For a beautiful decade, Loguen had all the satisfying work and respect that she could desire. Then, in 1894, Charles Fraser died from a stroke, and the maintenance of his plantation and running of his pharmacy fell suddenly on the shoulders of someone either too deep in grieving or too uninspired by the demands of business to carry either on. She sold the plantation in 1895, the pharmacy in 1897, and in 1901 moved back to Syracuse while Santo Domingo slipped into governmental chaos.
For a number of years, she wandered between different family members, caring for each in turn as they succumbed to disease and old age, until in 1908 she decided to become a resident physician at an industrial boys’ school. If she was hoping to regain some of the challenge and respect of her Santo Domingo years, she was soon disabused of that notion. The school treated her as little more than a servant and maid in spite of her medical degree. The woman who had once been the medical treasure of an island was found by her nephew and daughter ironing, washing and cooking for the school’s students.

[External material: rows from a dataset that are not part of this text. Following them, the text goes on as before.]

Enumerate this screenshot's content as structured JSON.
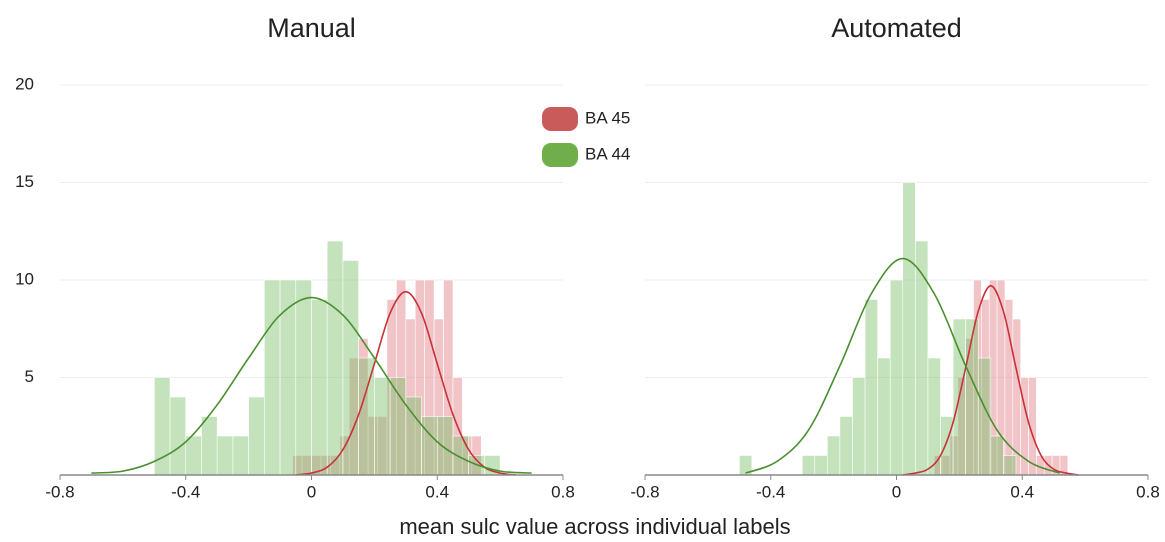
{
  "xlabel": "mean sulc value across individual labels",
  "chart_data": [
    {
      "type": "histogram",
      "title": "Manual",
      "xlim": [
        -0.8,
        0.8
      ],
      "xticks": [
        -0.8,
        -0.4,
        0,
        0.4,
        0.8
      ],
      "ylim": [
        0,
        20
      ],
      "yticks": [
        5,
        10,
        15,
        20
      ],
      "ytick_labels": true,
      "grid": true,
      "legend": "top-right",
      "series": [
        {
          "name": "BA 45",
          "color": "#c95b5b",
          "fill": "#e07c82",
          "line_color": "#c8323a",
          "bins": [
            -0.06,
            -0.03,
            0,
            0.03,
            0.06,
            0.09,
            0.12,
            0.15,
            0.18,
            0.21,
            0.24,
            0.27,
            0.3,
            0.33,
            0.36,
            0.39,
            0.42,
            0.45,
            0.48,
            0.51,
            0.54
          ],
          "values": [
            1,
            1,
            1,
            1,
            1,
            2,
            6,
            7,
            3,
            3,
            9,
            10,
            8,
            10,
            10,
            8,
            10,
            5,
            2,
            2
          ],
          "curve": {
            "x": [
              -0.05,
              0,
              0.05,
              0.1,
              0.15,
              0.2,
              0.25,
              0.3,
              0.35,
              0.4,
              0.45,
              0.5,
              0.55,
              0.6,
              0.65
            ],
            "values": [
              0,
              0.1,
              0.4,
              1.3,
              3.1,
              5.7,
              8.3,
              9.4,
              8.3,
              5.7,
              3.1,
              1.3,
              0.4,
              0.1,
              0
            ]
          }
        },
        {
          "name": "BA 44",
          "color": "#6fae4b",
          "fill": "#7dbf6a",
          "line_color": "#4a8f2f",
          "bins": [
            -0.5,
            -0.45,
            -0.4,
            -0.35,
            -0.3,
            -0.25,
            -0.2,
            -0.15,
            -0.1,
            -0.05,
            0,
            0.05,
            0.1,
            0.15,
            0.2,
            0.25,
            0.3,
            0.35,
            0.4,
            0.45,
            0.5,
            0.55,
            0.6
          ],
          "values": [
            5,
            4,
            2,
            3,
            2,
            2,
            4,
            10,
            10,
            10,
            9,
            12,
            11,
            6,
            5,
            5,
            4,
            3,
            3,
            2,
            1,
            1
          ],
          "curve": {
            "x": [
              -0.7,
              -0.6,
              -0.5,
              -0.4,
              -0.3,
              -0.2,
              -0.1,
              0,
              0.1,
              0.2,
              0.3,
              0.4,
              0.5,
              0.6,
              0.7
            ],
            "values": [
              0.1,
              0.2,
              0.7,
              1.7,
              3.6,
              6.0,
              8.2,
              9.1,
              8.2,
              6.0,
              3.6,
              1.7,
              0.7,
              0.2,
              0.1
            ]
          }
        }
      ]
    },
    {
      "type": "histogram",
      "title": "Automated",
      "xlim": [
        -0.8,
        0.8
      ],
      "xticks": [
        -0.8,
        -0.4,
        0,
        0.4,
        0.8
      ],
      "ylim": [
        0,
        20
      ],
      "yticks": [
        5,
        10,
        15,
        20
      ],
      "ytick_labels": false,
      "grid": true,
      "legend": false,
      "series": [
        {
          "fill": "#e07c82",
          "line_color": "#c8323a",
          "bins": [
            0.12,
            0.145,
            0.17,
            0.195,
            0.22,
            0.245,
            0.27,
            0.295,
            0.32,
            0.345,
            0.37,
            0.395,
            0.42,
            0.445,
            0.47,
            0.495,
            0.52,
            0.545
          ],
          "values": [
            1,
            1,
            2,
            5,
            7,
            10,
            9,
            10,
            10,
            9,
            8,
            5,
            5,
            1,
            1,
            1,
            1
          ],
          "curve": {
            "x": [
              0.02,
              0.06,
              0.1,
              0.14,
              0.18,
              0.22,
              0.26,
              0.3,
              0.34,
              0.38,
              0.42,
              0.46,
              0.5,
              0.54,
              0.58
            ],
            "values": [
              0,
              0.1,
              0.3,
              1.0,
              2.7,
              5.5,
              8.4,
              9.7,
              8.4,
              5.5,
              2.7,
              1.0,
              0.3,
              0.1,
              0
            ]
          }
        },
        {
          "fill": "#7dbf6a",
          "line_color": "#4a8f2f",
          "bins": [
            -0.5,
            -0.46,
            -0.42,
            -0.38,
            -0.34,
            -0.3,
            -0.26,
            -0.22,
            -0.18,
            -0.14,
            -0.1,
            -0.06,
            -0.02,
            0.02,
            0.06,
            0.1,
            0.14,
            0.18,
            0.22,
            0.26,
            0.3,
            0.34,
            0.38
          ],
          "values": [
            1,
            0,
            0,
            0,
            0,
            1,
            1,
            2,
            3,
            5,
            9,
            6,
            10,
            15,
            12,
            6,
            3,
            8,
            8,
            6,
            2,
            1
          ],
          "curve": {
            "x": [
              -0.48,
              -0.38,
              -0.28,
              -0.18,
              -0.08,
              0.02,
              0.12,
              0.22,
              0.32,
              0.42,
              0.52
            ],
            "values": [
              0.1,
              0.7,
              2.3,
              5.6,
              9.3,
              11.1,
              9.3,
              5.6,
              2.3,
              0.7,
              0.1
            ]
          }
        }
      ]
    }
  ]
}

She did escape that position thanks to her relatives, who railroaded over the school’s attempts to say that she was legally bound to remain in her position until her death, but she never returned to the profession that had brought her so much satisfaction in younger days. She died in 1933 at the age of 83 at the home of her daughter, who took great comfort in the fact that her mother expired during the day, surrounded by the light of the sun.
FURTHER READING:
Sarah Loguen Fraser’s daughter Gregoria Fraser Goins wrote our primary source for Loguen’s life, Underground Railroad Princess: Sarah Loguen Fraser, MD, which has, for who can say what possible reason, not yet been published. As such, we are left to hear about her life from people who have had access to that manuscript and shared its contents in one form or another with the world. ‘Send Us a Lady Physician’ Women Doctors in America: 1835–1920 is a wonderful resource from 1985 which features a chapter on the history of black women physicians in the late nineteenth and early twentieth centuries, but less than a paragraph on Loguen. For a more complete perspective, Three Nineteenth-Century Women Doctors: Elizabeth Blackwell, Mary Walker and Sarah Loguen Fraser (2007) has a very nice chapter by Susan Keeter, who as an artist is also responsible for one of the most famous representations of Loguen.